The U.S. dollar rose against the Vietnamese dong Friday afternoon at banks.
Vietcombank sold the dollar at VND23,620, up 0.04% from Thursday.
Eximbank sold the greenback at VND23,600, up 0.04%.
The rate at Techcombank remained at VND23,617.
The State Bank of Vietnam lowered its reference rate down 0.08% to VND23,588.
Unofficial exchange points kept the greenback unchanged at VND23,450.
The dollar has depreciated against the dong by 0.46% since the beginning of the year.

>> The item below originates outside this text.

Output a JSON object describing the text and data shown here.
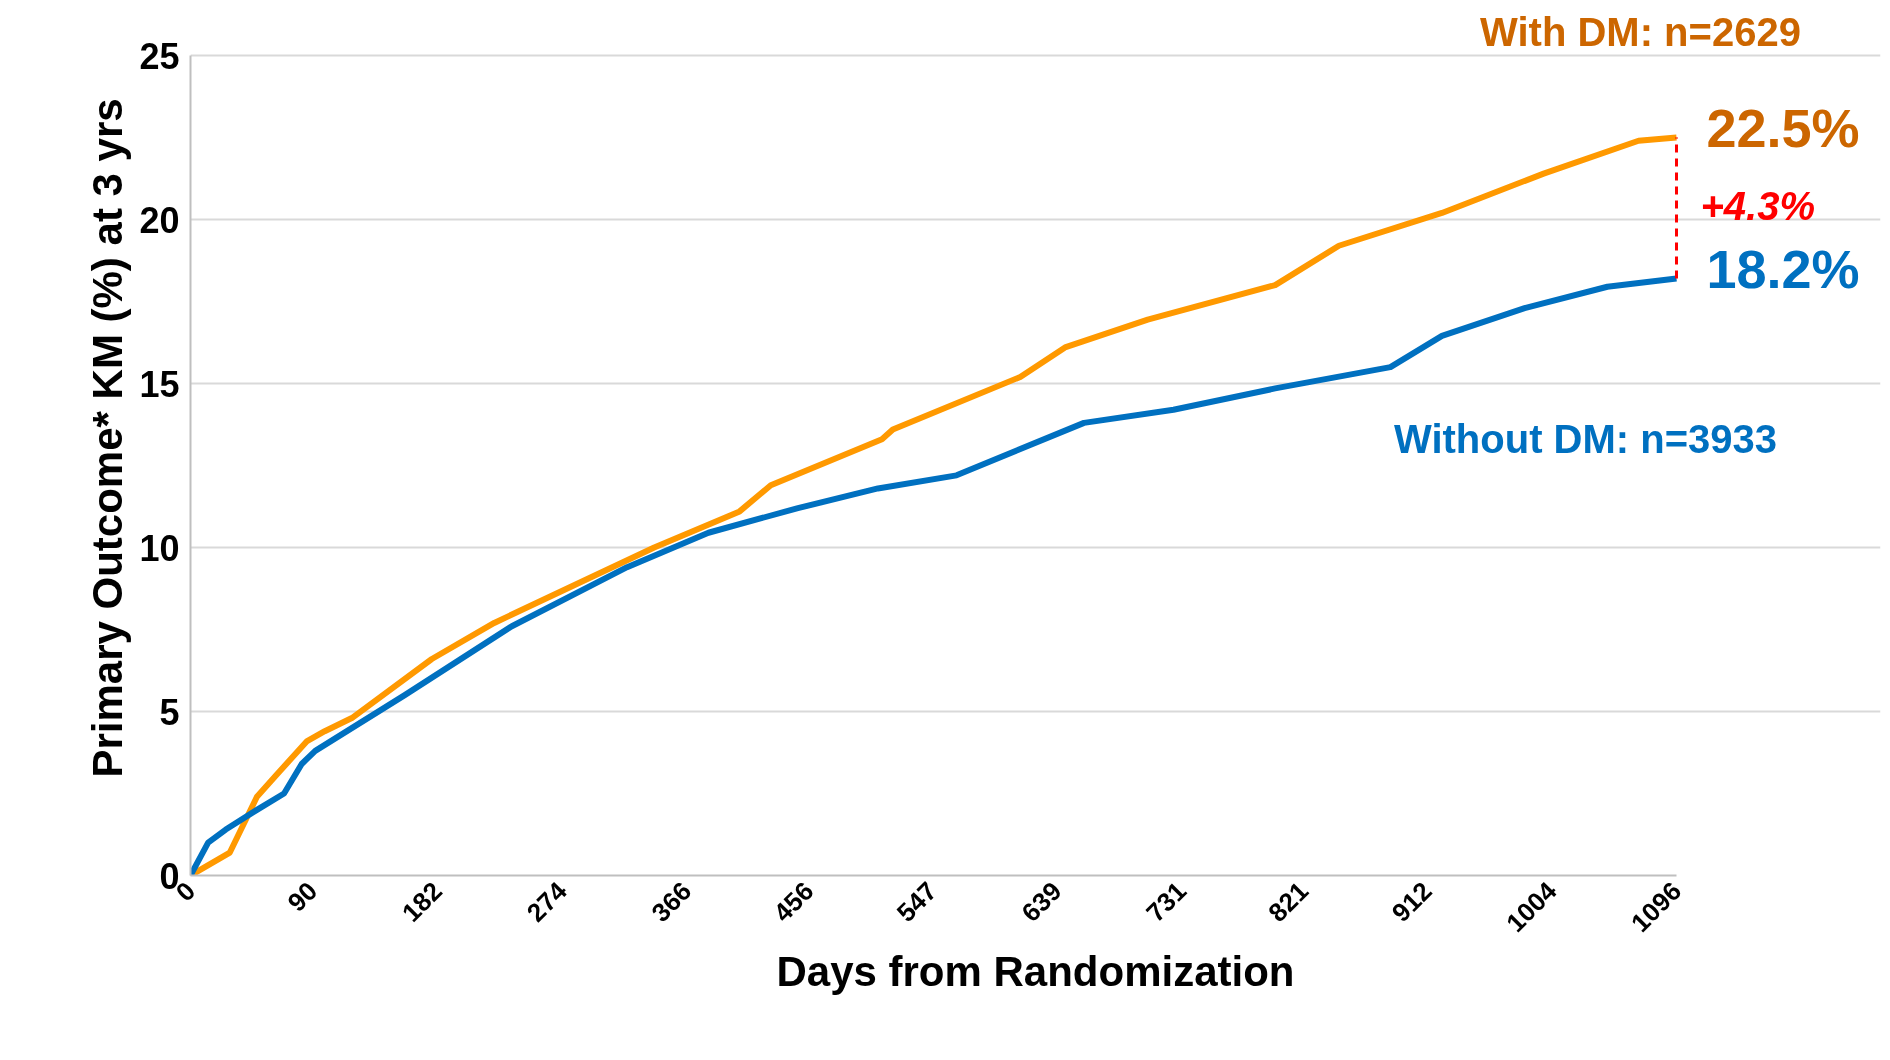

Globally the dollar headed for its longest stretch of weekly losses in almost three years on Friday, as traders ramped up expectations of an imminent end to the U.S. Federal Reserve’s rate-hike cycle following signs inflation may be cooling, Reuters reported.

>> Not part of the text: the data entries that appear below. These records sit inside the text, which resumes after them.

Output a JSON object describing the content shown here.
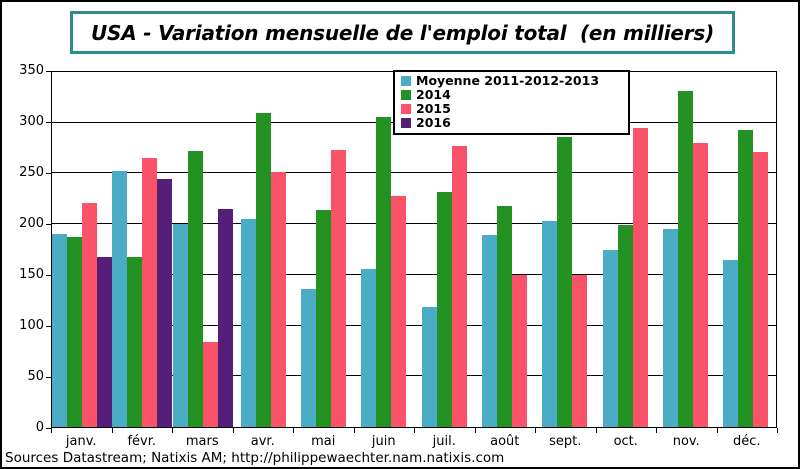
{
  "title": "USA - Variation mensuelle de l'emploi total  (en milliers)",
  "source_line": "Sources Datastream; Natixis AM; http://philippewaechter.nam.natixis.com",
  "colors": {
    "title_border": "#2D8D8E",
    "axis": "#000000",
    "moyenne": "#4BACC6",
    "y2014": "#249223",
    "y2015": "#FA5369",
    "y2016": "#551E78"
  },
  "chart_data": {
    "type": "bar",
    "title": "USA - Variation mensuelle de l'emploi total  (en milliers)",
    "categories": [
      "janv.",
      "févr.",
      "mars",
      "avr.",
      "mai",
      "juin",
      "juil.",
      "août",
      "sept.",
      "oct.",
      "nov.",
      "déc."
    ],
    "series": [
      {
        "name": "Moyenne 2011-2012-2013",
        "color": "#4BACC6",
        "values": [
          190,
          252,
          200,
          205,
          136,
          156,
          118,
          189,
          203,
          175,
          195,
          165
        ]
      },
      {
        "name": "2014",
        "color": "#249223",
        "values": [
          187,
          168,
          272,
          310,
          214,
          306,
          232,
          218,
          286,
          199,
          331,
          293
        ]
      },
      {
        "name": "2015",
        "color": "#FA5369",
        "values": [
          221,
          265,
          84,
          251,
          273,
          228,
          277,
          150,
          150,
          295,
          280,
          271
        ]
      },
      {
        "name": "2016",
        "color": "#551E78",
        "values": [
          168,
          245,
          215,
          null,
          null,
          null,
          null,
          null,
          null,
          null,
          null,
          null
        ]
      }
    ],
    "ylim": [
      0,
      350
    ],
    "ytick_interval": 50,
    "yticks": [
      0,
      50,
      100,
      150,
      200,
      250,
      300,
      350
    ],
    "grid": true,
    "legend_position": "top-center"
  }
}
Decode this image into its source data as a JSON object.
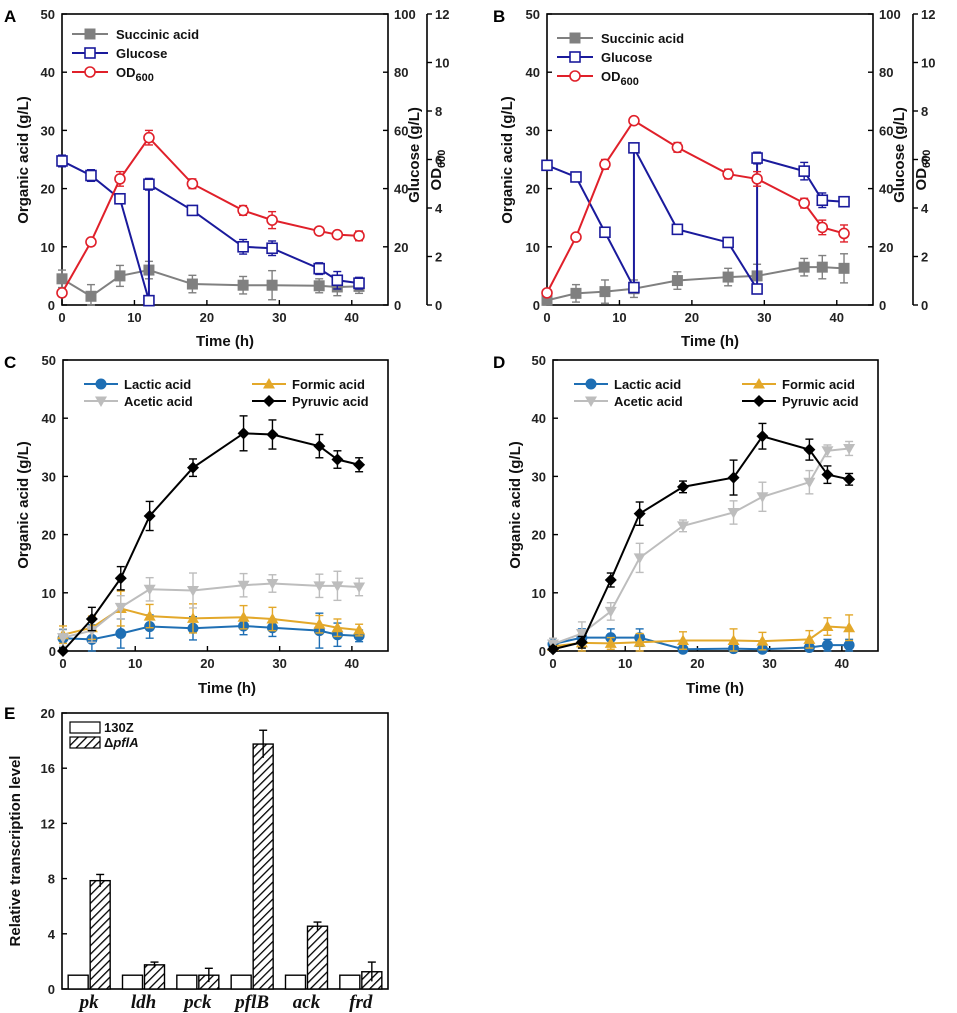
{
  "chart_data": [
    {
      "panel": "A",
      "type": "line",
      "xlabel": "Time (h)",
      "ylabel": "Organic acid (g/L)",
      "y2label": "Glucose (g/L)",
      "y3label": "OD600",
      "xlim": [
        0,
        45
      ],
      "xticks": [
        0,
        10,
        20,
        30,
        40
      ],
      "ylim": [
        0,
        50
      ],
      "yticks": [
        0,
        10,
        20,
        30,
        40,
        50
      ],
      "y2lim": [
        0,
        100
      ],
      "y2ticks": [
        0,
        20,
        40,
        60,
        80,
        100
      ],
      "y3lim": [
        0,
        12
      ],
      "y3ticks": [
        0,
        2,
        4,
        6,
        8,
        10,
        12
      ],
      "legend_position": "top-left",
      "series": [
        {
          "name": "Succinic acid",
          "axis": "left",
          "color": "#808080",
          "marker": "square-filled",
          "x": [
            0,
            4,
            8,
            12,
            18,
            25,
            29,
            35.5,
            38,
            41
          ],
          "y": [
            4.5,
            1.5,
            5.0,
            6.0,
            3.6,
            3.4,
            3.4,
            3.3,
            3.1,
            3.2
          ],
          "err": [
            1.5,
            2.0,
            1.8,
            1.5,
            1.5,
            1.5,
            2.5,
            1.2,
            1.5,
            1.2
          ]
        },
        {
          "name": "Glucose",
          "axis": "right",
          "color": "#1a1a9c",
          "marker": "square-open",
          "x": [
            0,
            4,
            8,
            12,
            12,
            18,
            25,
            29,
            35.5,
            38,
            41
          ],
          "y": [
            49.5,
            44.5,
            36.5,
            1.5,
            41.5,
            32.5,
            20,
            19.5,
            12.5,
            8.5,
            7.5
          ],
          "err": [
            2,
            2,
            1.5,
            1,
            2,
            1,
            2.5,
            2.5,
            2,
            3,
            2
          ]
        },
        {
          "name": "OD600",
          "label_main": "OD",
          "label_sub": "600",
          "axis": "right2",
          "color": "#e0202a",
          "marker": "circle-open",
          "x": [
            0,
            4,
            8,
            12,
            18,
            25,
            29,
            35.5,
            38,
            41
          ],
          "y": [
            0.5,
            2.6,
            5.2,
            6.9,
            5.0,
            3.9,
            3.5,
            3.05,
            2.9,
            2.85
          ],
          "err": [
            0.15,
            0.15,
            0.3,
            0.3,
            0.2,
            0.2,
            0.35,
            0.15,
            0.15,
            0.2
          ]
        }
      ]
    },
    {
      "panel": "B",
      "type": "line",
      "xlabel": "Time (h)",
      "ylabel": "Organic acid (g/L)",
      "y2label": "Glucose (g/L)",
      "y3label": "OD600",
      "xlim": [
        0,
        45
      ],
      "xticks": [
        0,
        10,
        20,
        30,
        40
      ],
      "ylim": [
        0,
        50
      ],
      "yticks": [
        0,
        10,
        20,
        30,
        40,
        50
      ],
      "y2lim": [
        0,
        100
      ],
      "y2ticks": [
        0,
        20,
        40,
        60,
        80,
        100
      ],
      "y3lim": [
        0,
        12
      ],
      "y3ticks": [
        0,
        2,
        4,
        6,
        8,
        10,
        12
      ],
      "legend_position": "top-left",
      "series": [
        {
          "name": "Succinic acid",
          "axis": "left",
          "color": "#808080",
          "marker": "square-filled",
          "x": [
            0,
            4,
            8,
            12,
            18,
            25,
            29,
            35.5,
            38,
            41
          ],
          "y": [
            0.8,
            2.0,
            2.3,
            2.8,
            4.2,
            4.8,
            5.0,
            6.5,
            6.5,
            6.3
          ],
          "err": [
            1,
            1.5,
            2,
            1.5,
            1.5,
            1.5,
            2,
            1.5,
            2,
            2.5
          ]
        },
        {
          "name": "Glucose",
          "axis": "right",
          "color": "#1a1a9c",
          "marker": "square-open",
          "x": [
            0,
            4,
            8,
            12,
            12,
            18,
            25,
            29,
            29,
            35.5,
            38,
            41
          ],
          "y": [
            48,
            44,
            25,
            6,
            54,
            26,
            21.5,
            5.5,
            50.5,
            46,
            36,
            35.5
          ],
          "err": [
            1,
            1,
            1,
            1.5,
            1,
            1.5,
            1,
            1,
            2,
            3,
            2.5,
            1.5
          ]
        },
        {
          "name": "OD600",
          "label_main": "OD",
          "label_sub": "600",
          "axis": "right2",
          "color": "#e0202a",
          "marker": "circle-open",
          "x": [
            0,
            4,
            8,
            12,
            18,
            25,
            29,
            35.5,
            38,
            41
          ],
          "y": [
            0.5,
            2.8,
            5.8,
            7.6,
            6.5,
            5.4,
            5.2,
            4.2,
            3.2,
            2.95
          ],
          "err": [
            0.1,
            0.1,
            0.2,
            0.15,
            0.2,
            0.2,
            0.3,
            0.2,
            0.3,
            0.35
          ]
        }
      ]
    },
    {
      "panel": "C",
      "type": "line",
      "xlabel": "Time (h)",
      "ylabel": "Organic acid (g/L)",
      "xlim": [
        0,
        45
      ],
      "xticks": [
        0,
        10,
        20,
        30,
        40
      ],
      "ylim": [
        0,
        50
      ],
      "yticks": [
        0,
        10,
        20,
        30,
        40,
        50
      ],
      "legend_position": "top",
      "series": [
        {
          "name": "Lactic acid",
          "color": "#1f6fb4",
          "marker": "circle-filled",
          "x": [
            0,
            4,
            8,
            12,
            18,
            25,
            29,
            35.5,
            38,
            41
          ],
          "y": [
            2.2,
            2.0,
            3.0,
            4.2,
            3.9,
            4.3,
            4.0,
            3.5,
            2.8,
            2.6
          ],
          "err": [
            1.5,
            2.5,
            2.5,
            2,
            2,
            1.5,
            1.5,
            3,
            2,
            1
          ]
        },
        {
          "name": "Formic acid",
          "color": "#e3a82a",
          "marker": "triangle-up",
          "x": [
            0,
            4,
            8,
            12,
            18,
            25,
            29,
            35.5,
            38,
            41
          ],
          "y": [
            2.8,
            4.0,
            7.3,
            6.0,
            5.6,
            5.8,
            5.5,
            4.6,
            4.0,
            3.6
          ],
          "err": [
            1.5,
            2,
            3,
            2,
            2.5,
            2,
            2,
            1.5,
            1.5,
            1
          ]
        },
        {
          "name": "Acetic acid",
          "color": "#bdbdbd",
          "marker": "triangle-down",
          "x": [
            0,
            4,
            8,
            12,
            18,
            25,
            29,
            35.5,
            38,
            41
          ],
          "y": [
            2.3,
            3.5,
            7.5,
            10.6,
            10.4,
            11.3,
            11.6,
            11.2,
            11.2,
            11.0
          ],
          "err": [
            1.5,
            2,
            2,
            2,
            3,
            2,
            1.5,
            2,
            2.5,
            1.5
          ]
        },
        {
          "name": "Pyruvic acid",
          "color": "#000000",
          "marker": "diamond",
          "x": [
            0,
            4,
            8,
            12,
            18,
            25,
            29,
            35.5,
            38,
            41
          ],
          "y": [
            0,
            5.5,
            12.5,
            23.2,
            31.5,
            37.4,
            37.2,
            35.2,
            32.9,
            32.0
          ],
          "err": [
            0.5,
            2,
            2,
            2.5,
            1.5,
            3,
            2.5,
            2,
            1.5,
            1.2
          ]
        }
      ]
    },
    {
      "panel": "D",
      "type": "line",
      "xlabel": "Time (h)",
      "ylabel": "Organic acid (g/L)",
      "xlim": [
        0,
        45
      ],
      "xticks": [
        0,
        10,
        20,
        30,
        40
      ],
      "ylim": [
        0,
        50
      ],
      "yticks": [
        0,
        10,
        20,
        30,
        40,
        50
      ],
      "legend_position": "top",
      "series": [
        {
          "name": "Lactic acid",
          "color": "#1f6fb4",
          "marker": "circle-filled",
          "x": [
            0,
            4,
            8,
            12,
            18,
            25,
            29,
            35.5,
            38,
            41
          ],
          "y": [
            1.2,
            2.3,
            2.3,
            2.3,
            0.3,
            0.4,
            0.3,
            0.6,
            1.0,
            1.0
          ],
          "err": [
            1,
            1.5,
            1.5,
            1.5,
            0.5,
            0.5,
            0.5,
            0.5,
            1,
            1
          ]
        },
        {
          "name": "Formic acid",
          "color": "#e3a82a",
          "marker": "triangle-up",
          "x": [
            0,
            4,
            8,
            12,
            18,
            25,
            29,
            35.5,
            38,
            41
          ],
          "y": [
            0.8,
            1.4,
            1.3,
            1.5,
            1.8,
            1.8,
            1.7,
            2.0,
            4.2,
            4.0
          ],
          "err": [
            0.8,
            1.5,
            1,
            1.5,
            1.5,
            2,
            1.5,
            1.5,
            1.5,
            2.2
          ]
        },
        {
          "name": "Acetic acid",
          "color": "#bdbdbd",
          "marker": "triangle-down",
          "x": [
            0,
            4,
            8,
            12,
            18,
            25,
            29,
            35.5,
            38,
            41
          ],
          "y": [
            1.2,
            3.0,
            6.8,
            16.0,
            21.5,
            23.8,
            26.5,
            29.0,
            34.4,
            34.8
          ],
          "err": [
            1,
            2,
            1.5,
            2.5,
            1,
            2,
            2.5,
            2,
            1,
            1.2
          ]
        },
        {
          "name": "Pyruvic acid",
          "color": "#000000",
          "marker": "diamond",
          "x": [
            0,
            4,
            8,
            12,
            18,
            25,
            29,
            35.5,
            38,
            41
          ],
          "y": [
            0.3,
            1.5,
            12.2,
            23.6,
            28.2,
            29.8,
            36.9,
            34.6,
            30.3,
            29.5
          ],
          "err": [
            0.5,
            1,
            1.2,
            2,
            1,
            3,
            2.2,
            1.8,
            1.5,
            1
          ]
        }
      ]
    },
    {
      "panel": "E",
      "type": "bar",
      "ylabel": "Relative transcription level",
      "ylim": [
        0,
        20
      ],
      "yticks": [
        0,
        4,
        8,
        12,
        16,
        20
      ],
      "legend_position": "top-left",
      "categories": [
        "pk",
        "ldh",
        "pck",
        "pflB",
        "ack",
        "frd"
      ],
      "series": [
        {
          "name": "130Z",
          "label_main": "130Z",
          "fill": "open",
          "values": [
            1,
            1,
            1,
            1,
            1,
            1
          ],
          "err": [
            0,
            0,
            0,
            0,
            0,
            0
          ]
        },
        {
          "name": "ΔpflA",
          "label_main": "Δ",
          "label_sub": "pflA",
          "fill": "hatched",
          "values": [
            7.85,
            1.75,
            1.0,
            17.75,
            4.55,
            1.25
          ],
          "err": [
            0.45,
            0.2,
            0.5,
            1.0,
            0.3,
            0.7
          ]
        }
      ]
    }
  ]
}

Data on Thursday showed U.S. wholesale prices, as measured by the producer price index (PPI), fell by the most in nearly three years last month, a day after data showed the consumer index was also softening as expected.
The dollar index, which measures the performance of the U.S. currency against six others, slid to a roughly one-year low of 100.78.

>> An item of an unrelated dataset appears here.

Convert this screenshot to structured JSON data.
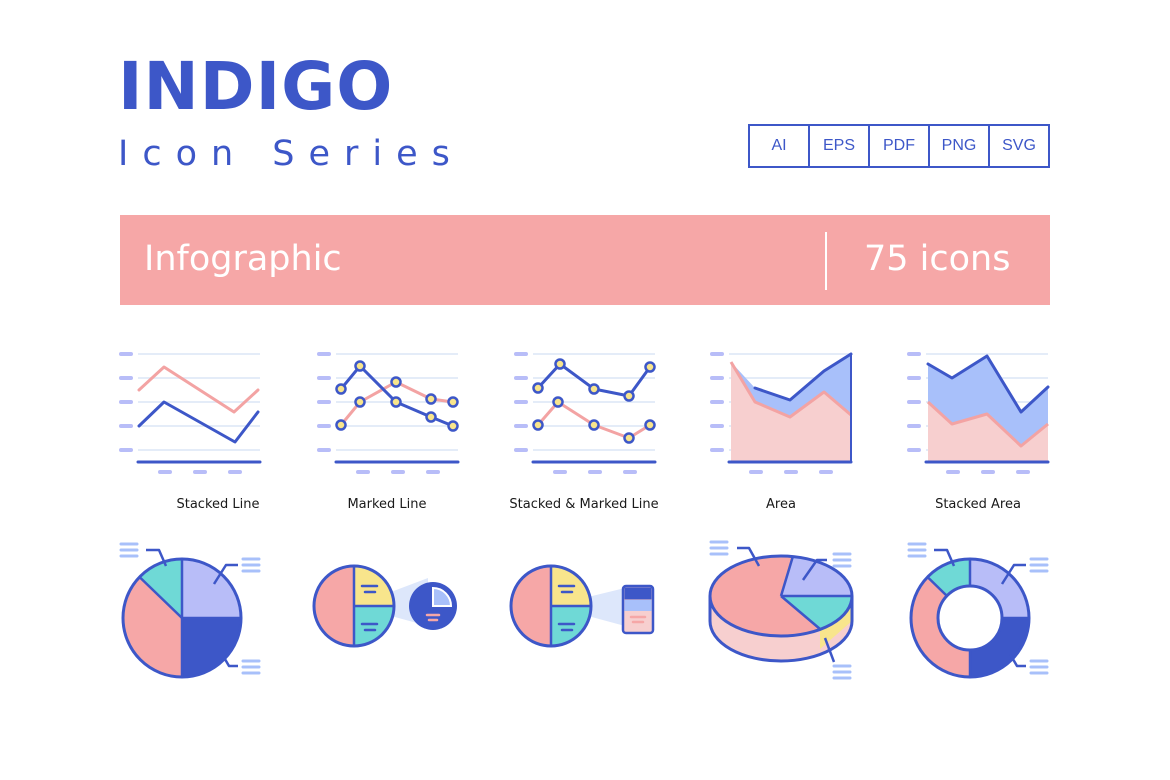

It was last down 0.1% at 100.90, and was headed for a weekly decline of more than 1%, its steepest drop since January. This would mark a fifth straight weekly loss, the longest such stretch since July 2020.
“The CPI rise was close to expectations, so it’s a significant market reaction for what was a fairly consensus outcome and I think that is a measure of how negative sentiment is on the dollar at the moment,” RBC Capital Markets chief currency strategist Adam Cole said.